Dux. Casanova in Boemia is a 2002 Italian novel by the Italian writer Sebastiano Vassalli. It deals with Giacomo Casanova’s last years, spent in the castle of Dux under the protection of the count of Waldstein.

== Plot==
A 60-year-old Giacomo Casanova moves in the castle of Dux, a little bohemian town, under the field of the count of Joseph-Charles Emmanuel of Waldestein. Here he spends his last years alternating the composition of his novels and the fights with the other coinhabitants of the castle: like the butler Feltkircher, the admin Stelzl, the courier Wiederholt and the beautiful Carolina.

This last great battle is fought within the walls of the castle, especially in the dining room, where his inability of speaking German prevent him to communicate with the others, making him feeling alone and left out. Besides Wiederholt and Feltkircher, his worst enemies, made fun of him by disfiguring his portrait. They use them as toilet paper and exposing them in the toilets of the castle.

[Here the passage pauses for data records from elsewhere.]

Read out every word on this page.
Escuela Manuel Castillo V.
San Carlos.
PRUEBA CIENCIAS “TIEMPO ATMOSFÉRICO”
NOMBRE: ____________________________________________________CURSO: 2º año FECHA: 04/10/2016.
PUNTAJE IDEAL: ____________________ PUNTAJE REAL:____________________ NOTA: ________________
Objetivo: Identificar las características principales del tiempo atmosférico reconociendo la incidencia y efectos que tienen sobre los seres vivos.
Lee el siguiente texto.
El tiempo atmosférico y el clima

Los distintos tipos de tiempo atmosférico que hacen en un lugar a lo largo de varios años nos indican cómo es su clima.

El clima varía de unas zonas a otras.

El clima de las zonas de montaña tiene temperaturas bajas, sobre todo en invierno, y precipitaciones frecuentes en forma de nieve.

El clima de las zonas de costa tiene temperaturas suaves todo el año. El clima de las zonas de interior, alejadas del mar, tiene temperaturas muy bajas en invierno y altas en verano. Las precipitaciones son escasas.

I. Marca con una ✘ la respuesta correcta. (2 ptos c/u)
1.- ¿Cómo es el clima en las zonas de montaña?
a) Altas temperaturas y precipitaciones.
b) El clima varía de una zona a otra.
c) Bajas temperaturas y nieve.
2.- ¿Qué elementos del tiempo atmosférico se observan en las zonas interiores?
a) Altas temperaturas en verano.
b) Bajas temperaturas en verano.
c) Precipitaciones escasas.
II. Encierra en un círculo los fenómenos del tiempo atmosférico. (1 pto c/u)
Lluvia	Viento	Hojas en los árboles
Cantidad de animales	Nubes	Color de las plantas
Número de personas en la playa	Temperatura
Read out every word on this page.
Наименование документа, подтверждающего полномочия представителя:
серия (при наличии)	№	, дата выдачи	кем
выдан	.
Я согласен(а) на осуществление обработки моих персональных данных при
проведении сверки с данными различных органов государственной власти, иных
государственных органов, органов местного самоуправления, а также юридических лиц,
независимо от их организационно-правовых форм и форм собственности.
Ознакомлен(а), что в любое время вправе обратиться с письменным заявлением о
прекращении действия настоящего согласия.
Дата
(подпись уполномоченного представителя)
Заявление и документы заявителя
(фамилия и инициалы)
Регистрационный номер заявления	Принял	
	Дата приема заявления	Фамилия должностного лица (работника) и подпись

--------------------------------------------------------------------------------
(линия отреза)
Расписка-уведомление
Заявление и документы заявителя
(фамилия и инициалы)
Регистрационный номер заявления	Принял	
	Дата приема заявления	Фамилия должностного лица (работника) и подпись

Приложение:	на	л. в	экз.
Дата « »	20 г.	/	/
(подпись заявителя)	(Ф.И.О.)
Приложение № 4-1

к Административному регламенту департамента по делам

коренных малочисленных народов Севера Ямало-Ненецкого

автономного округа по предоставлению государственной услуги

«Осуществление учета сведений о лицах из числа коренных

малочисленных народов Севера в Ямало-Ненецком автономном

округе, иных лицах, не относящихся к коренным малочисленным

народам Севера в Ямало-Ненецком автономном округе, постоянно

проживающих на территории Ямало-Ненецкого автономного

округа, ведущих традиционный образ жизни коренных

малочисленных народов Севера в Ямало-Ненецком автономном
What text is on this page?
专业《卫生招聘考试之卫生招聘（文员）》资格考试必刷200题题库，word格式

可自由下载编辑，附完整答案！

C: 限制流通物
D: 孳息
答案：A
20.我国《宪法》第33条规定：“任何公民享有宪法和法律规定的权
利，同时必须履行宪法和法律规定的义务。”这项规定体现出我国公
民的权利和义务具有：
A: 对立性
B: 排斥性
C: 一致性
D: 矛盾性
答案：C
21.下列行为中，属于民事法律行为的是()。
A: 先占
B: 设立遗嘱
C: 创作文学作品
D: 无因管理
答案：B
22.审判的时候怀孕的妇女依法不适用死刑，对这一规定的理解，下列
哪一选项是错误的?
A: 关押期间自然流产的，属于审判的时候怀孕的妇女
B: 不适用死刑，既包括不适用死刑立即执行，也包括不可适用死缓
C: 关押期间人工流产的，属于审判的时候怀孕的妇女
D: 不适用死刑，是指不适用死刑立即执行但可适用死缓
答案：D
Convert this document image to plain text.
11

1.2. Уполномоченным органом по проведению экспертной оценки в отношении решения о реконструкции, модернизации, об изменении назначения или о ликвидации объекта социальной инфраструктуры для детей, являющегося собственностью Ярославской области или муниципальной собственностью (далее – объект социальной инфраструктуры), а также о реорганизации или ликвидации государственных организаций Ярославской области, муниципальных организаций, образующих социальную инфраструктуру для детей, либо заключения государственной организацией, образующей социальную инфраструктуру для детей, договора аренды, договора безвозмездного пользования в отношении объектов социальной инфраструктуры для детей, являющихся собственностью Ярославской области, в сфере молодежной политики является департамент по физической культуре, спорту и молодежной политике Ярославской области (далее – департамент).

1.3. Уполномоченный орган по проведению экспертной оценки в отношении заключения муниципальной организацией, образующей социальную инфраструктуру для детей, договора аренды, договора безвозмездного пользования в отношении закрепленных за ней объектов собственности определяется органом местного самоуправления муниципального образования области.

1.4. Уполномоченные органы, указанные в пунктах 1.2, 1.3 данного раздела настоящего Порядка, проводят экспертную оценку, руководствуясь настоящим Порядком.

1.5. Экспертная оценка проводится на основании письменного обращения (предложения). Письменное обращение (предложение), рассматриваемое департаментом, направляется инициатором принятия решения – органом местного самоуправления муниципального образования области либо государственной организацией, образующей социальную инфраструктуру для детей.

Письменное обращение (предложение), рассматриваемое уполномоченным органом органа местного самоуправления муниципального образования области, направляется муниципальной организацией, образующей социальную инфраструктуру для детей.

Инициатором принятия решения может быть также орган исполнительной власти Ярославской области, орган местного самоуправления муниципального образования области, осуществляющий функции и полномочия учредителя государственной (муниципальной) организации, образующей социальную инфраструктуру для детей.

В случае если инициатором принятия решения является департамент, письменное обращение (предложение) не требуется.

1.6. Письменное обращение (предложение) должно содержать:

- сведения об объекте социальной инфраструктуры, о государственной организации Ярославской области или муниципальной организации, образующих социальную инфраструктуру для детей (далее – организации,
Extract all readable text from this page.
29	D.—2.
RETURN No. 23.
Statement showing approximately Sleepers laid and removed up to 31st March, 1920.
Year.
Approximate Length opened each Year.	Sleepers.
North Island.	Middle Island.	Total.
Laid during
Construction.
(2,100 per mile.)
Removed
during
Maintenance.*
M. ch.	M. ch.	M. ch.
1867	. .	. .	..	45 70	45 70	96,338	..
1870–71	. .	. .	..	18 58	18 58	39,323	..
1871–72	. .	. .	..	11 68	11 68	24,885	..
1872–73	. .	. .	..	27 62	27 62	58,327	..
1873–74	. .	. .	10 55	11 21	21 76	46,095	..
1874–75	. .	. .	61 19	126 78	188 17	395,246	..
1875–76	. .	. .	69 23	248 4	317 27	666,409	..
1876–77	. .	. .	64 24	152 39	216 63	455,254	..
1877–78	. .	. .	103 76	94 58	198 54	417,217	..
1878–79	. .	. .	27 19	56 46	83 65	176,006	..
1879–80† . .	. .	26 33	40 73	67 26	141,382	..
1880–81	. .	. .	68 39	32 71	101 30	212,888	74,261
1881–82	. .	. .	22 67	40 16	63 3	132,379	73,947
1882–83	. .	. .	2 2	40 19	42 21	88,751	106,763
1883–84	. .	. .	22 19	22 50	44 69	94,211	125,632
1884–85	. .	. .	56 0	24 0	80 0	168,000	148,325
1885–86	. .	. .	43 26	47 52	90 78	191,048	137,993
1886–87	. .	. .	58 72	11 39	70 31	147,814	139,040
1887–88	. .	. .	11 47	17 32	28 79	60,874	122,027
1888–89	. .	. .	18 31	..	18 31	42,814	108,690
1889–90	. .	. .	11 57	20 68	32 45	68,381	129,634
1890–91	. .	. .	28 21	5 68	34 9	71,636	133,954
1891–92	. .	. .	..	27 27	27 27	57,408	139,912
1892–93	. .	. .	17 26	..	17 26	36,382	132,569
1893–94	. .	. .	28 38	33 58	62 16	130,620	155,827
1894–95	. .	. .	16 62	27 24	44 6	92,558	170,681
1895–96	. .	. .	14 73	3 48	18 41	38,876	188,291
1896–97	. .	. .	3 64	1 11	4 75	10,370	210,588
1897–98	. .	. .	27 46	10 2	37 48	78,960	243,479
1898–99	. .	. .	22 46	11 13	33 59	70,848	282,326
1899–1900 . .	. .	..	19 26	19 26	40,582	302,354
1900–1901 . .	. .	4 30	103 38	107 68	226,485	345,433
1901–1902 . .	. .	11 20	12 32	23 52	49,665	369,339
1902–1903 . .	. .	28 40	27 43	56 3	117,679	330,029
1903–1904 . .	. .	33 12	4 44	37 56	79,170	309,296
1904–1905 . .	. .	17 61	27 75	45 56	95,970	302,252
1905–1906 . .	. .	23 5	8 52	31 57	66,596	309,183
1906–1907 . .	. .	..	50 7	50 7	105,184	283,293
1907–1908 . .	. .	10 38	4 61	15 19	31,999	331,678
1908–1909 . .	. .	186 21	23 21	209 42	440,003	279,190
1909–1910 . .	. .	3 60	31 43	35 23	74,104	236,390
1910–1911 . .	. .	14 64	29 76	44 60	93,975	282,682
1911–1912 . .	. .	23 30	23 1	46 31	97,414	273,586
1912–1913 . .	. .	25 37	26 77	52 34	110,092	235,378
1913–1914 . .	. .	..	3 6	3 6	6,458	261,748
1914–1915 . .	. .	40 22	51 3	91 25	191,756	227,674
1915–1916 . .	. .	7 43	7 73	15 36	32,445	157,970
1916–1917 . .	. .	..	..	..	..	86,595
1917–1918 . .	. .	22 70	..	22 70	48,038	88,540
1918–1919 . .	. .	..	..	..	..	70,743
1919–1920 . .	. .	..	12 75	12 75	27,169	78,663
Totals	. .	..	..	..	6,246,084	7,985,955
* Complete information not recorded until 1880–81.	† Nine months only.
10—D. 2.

Offended Casanova decides to write to the mother-countess Marie Anna Therese of Waldstein, who writes him nice and supportive things making him believe that she his friend but only because she needs his help in convincing his son, the count, to marry Marie Josepha Lobkowitz and to leave” the b.” Carolina. But when the countess meets him in person, during the imperial coronation of Leopold II, she is let down by his appearance and thinks that she should have never written to him in such a kindly and familiar way. At the end of the ceremony she decides to restore the order in the castle of his son.

As years pass by the situation for the old Casanova gets better. He finds a way to express his anger arguing with anyone: he writes 21 letters to his enemies in which he tells them everything he thinks about them.

On 4 June 1798 he dies finally in peace.